NGOや評論家の方々が理想とする"EU"は、 どれだけすごい目標を掲げているかというと、90年比20%減と言っています。 日本の90年比8%と比べてしまうと、倍以上。 これでは国際交渉の場で日本が恥ずかしい、というものです。
一方で、日本エネルギー経済研究所のプレスリリースによれば、 EUの90年比20%減は、減らすのが大変なCO2を減らさなくても、 達成できるようになっている、との見解を出しました。 旧東欧圏を取り込んだことで約-10%、CDM/JIや森林吸収で約-6%、 CO2以外のガスの削減で約9%、これで十分90年比20%削減を達成して おつりがくるとの分析です。 つまり、EUは、国内で頑張るかどうかはおいといて、国際交渉の場では、 容易に達成できる目標を出してきているという指摘です。
そもそも、日本が、CDMや森林吸収を入れない数値を、 入れた数値と比較されちゃっている時点で戦略下手だなぁ、 と思うわけですが、NGOや評論家の方々も、もっと根本的な箇所である 「実現のための政策を伴っていない」点をしっかり批判してもらいたいものです。
次回は、中期目標の議論で出てきた「限界削減コスト」についてと、 そこから私が提案したい「世界環境税」について、お話したいと思います。
特定非営利活動法人世界マメナジー基金 理事長
株式会社Governance Design Laboratory 取締役副社長/主任研究員
高瀬 香絵
考察(2009/11/12)
その後、民主党政権になって90年比-25%、2005年比だと-35%の目標が 出されました。
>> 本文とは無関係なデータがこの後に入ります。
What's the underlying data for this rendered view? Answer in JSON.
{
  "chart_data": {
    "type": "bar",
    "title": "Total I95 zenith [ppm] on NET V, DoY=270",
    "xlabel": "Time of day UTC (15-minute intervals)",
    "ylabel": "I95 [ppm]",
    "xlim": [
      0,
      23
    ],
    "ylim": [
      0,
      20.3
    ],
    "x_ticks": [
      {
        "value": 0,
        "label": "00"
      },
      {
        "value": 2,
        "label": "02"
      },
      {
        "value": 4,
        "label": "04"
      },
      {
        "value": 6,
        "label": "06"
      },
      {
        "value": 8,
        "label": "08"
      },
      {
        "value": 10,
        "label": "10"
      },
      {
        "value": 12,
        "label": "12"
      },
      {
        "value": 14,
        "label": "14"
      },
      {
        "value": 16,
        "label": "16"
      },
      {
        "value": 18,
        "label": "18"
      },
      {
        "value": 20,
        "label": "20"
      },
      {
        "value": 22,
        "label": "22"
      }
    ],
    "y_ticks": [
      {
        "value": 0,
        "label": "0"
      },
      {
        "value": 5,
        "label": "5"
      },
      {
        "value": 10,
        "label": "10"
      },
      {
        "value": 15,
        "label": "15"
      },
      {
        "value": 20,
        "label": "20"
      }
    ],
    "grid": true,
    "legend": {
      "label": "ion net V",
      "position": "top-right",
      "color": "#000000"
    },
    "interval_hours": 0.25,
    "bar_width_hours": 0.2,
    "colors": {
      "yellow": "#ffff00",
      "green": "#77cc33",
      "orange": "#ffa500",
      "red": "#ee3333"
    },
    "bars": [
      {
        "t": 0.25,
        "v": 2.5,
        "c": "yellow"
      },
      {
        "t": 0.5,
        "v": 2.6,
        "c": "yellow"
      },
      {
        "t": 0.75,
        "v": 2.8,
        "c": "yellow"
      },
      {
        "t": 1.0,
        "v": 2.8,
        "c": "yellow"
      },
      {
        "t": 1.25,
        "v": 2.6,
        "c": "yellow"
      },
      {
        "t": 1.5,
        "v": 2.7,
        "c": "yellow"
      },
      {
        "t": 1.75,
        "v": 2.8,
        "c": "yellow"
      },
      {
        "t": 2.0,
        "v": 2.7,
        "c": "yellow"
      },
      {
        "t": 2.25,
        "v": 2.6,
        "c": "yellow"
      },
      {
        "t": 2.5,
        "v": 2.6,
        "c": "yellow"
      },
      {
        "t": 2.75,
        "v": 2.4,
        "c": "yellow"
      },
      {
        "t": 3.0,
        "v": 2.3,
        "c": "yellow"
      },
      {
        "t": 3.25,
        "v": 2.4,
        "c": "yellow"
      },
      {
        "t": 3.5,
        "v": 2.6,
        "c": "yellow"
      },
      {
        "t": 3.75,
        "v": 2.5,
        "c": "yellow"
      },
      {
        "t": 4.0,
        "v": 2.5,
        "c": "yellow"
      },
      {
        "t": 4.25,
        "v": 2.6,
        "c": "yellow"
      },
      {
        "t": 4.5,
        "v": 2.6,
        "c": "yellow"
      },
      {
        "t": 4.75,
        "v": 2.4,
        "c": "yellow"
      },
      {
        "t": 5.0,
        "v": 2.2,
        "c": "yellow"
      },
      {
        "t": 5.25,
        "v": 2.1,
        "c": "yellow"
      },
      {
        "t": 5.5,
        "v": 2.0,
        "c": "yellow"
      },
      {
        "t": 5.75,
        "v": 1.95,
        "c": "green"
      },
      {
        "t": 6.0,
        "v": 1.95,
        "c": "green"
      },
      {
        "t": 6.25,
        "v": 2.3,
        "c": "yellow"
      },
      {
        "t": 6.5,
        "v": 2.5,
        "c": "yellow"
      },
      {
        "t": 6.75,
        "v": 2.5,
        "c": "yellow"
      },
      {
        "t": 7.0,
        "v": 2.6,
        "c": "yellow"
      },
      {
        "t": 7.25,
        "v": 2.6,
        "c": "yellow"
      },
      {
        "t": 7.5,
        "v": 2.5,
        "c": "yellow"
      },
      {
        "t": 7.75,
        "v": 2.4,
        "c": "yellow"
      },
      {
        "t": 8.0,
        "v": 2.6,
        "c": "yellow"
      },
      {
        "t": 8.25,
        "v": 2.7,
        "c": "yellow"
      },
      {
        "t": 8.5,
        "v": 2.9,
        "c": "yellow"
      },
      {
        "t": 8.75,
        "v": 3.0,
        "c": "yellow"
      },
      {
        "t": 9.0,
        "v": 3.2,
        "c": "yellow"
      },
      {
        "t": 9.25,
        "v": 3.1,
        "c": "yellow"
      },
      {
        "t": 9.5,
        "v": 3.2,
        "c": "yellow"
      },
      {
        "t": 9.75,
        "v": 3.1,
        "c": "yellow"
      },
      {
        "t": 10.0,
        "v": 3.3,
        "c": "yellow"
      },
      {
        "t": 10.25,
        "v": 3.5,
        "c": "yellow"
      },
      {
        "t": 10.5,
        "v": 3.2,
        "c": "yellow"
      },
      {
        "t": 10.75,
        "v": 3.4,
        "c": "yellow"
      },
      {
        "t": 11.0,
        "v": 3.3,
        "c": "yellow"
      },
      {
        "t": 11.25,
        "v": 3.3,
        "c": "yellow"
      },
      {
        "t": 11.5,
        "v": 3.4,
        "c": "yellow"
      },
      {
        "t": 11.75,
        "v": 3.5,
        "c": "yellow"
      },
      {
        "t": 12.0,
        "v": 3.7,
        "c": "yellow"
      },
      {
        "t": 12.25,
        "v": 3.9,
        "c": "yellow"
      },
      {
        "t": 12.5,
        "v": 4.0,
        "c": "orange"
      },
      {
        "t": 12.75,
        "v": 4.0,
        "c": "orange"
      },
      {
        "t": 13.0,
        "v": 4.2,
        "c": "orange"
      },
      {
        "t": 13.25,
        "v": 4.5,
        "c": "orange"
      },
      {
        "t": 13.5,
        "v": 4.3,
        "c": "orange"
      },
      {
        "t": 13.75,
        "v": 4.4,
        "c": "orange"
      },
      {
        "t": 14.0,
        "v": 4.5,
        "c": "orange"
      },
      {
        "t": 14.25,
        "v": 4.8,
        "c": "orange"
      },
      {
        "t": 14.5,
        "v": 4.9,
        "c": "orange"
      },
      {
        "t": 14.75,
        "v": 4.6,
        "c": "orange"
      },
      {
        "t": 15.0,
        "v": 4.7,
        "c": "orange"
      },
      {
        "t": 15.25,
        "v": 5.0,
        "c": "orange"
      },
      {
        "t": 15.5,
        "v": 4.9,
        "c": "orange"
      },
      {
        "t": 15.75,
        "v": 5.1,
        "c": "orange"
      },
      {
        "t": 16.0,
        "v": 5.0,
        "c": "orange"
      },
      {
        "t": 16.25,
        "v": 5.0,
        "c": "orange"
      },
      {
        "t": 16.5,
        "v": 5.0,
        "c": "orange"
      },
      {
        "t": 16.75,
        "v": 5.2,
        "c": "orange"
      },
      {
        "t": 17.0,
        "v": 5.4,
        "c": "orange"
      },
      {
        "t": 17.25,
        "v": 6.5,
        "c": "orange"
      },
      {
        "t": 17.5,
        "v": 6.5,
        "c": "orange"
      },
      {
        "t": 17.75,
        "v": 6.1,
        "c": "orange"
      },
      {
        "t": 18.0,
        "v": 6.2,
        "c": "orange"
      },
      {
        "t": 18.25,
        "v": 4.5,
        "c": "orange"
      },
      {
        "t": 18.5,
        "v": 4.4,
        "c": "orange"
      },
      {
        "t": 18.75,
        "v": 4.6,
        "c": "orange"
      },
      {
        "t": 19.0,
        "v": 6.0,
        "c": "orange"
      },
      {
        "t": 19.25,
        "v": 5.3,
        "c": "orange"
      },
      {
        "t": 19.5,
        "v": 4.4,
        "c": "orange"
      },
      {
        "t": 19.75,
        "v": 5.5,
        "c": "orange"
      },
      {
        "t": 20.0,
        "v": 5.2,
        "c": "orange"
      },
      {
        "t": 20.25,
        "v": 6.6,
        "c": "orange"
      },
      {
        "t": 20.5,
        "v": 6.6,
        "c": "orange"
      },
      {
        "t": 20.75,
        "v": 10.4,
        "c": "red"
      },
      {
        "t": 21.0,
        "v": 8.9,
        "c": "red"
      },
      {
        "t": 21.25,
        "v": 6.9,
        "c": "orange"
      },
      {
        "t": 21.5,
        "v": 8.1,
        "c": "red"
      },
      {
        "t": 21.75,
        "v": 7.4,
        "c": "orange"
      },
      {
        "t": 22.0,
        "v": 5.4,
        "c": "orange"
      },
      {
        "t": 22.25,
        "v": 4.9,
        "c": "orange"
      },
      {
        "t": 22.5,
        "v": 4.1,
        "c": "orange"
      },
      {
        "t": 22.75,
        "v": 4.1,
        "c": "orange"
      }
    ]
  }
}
厳しい目標ですが、私はそっちに行くしかないのかな、 と思っています。程度ややり方には議論の余地はありますが、 グローバルとローカルをしっかりすみ分けて(今はやりの言葉でいうと、 「仕分け」て)、対外依存の少ない経済に移行することでしか、 日本経済の健全な発展の未来はないのではないでしょうか。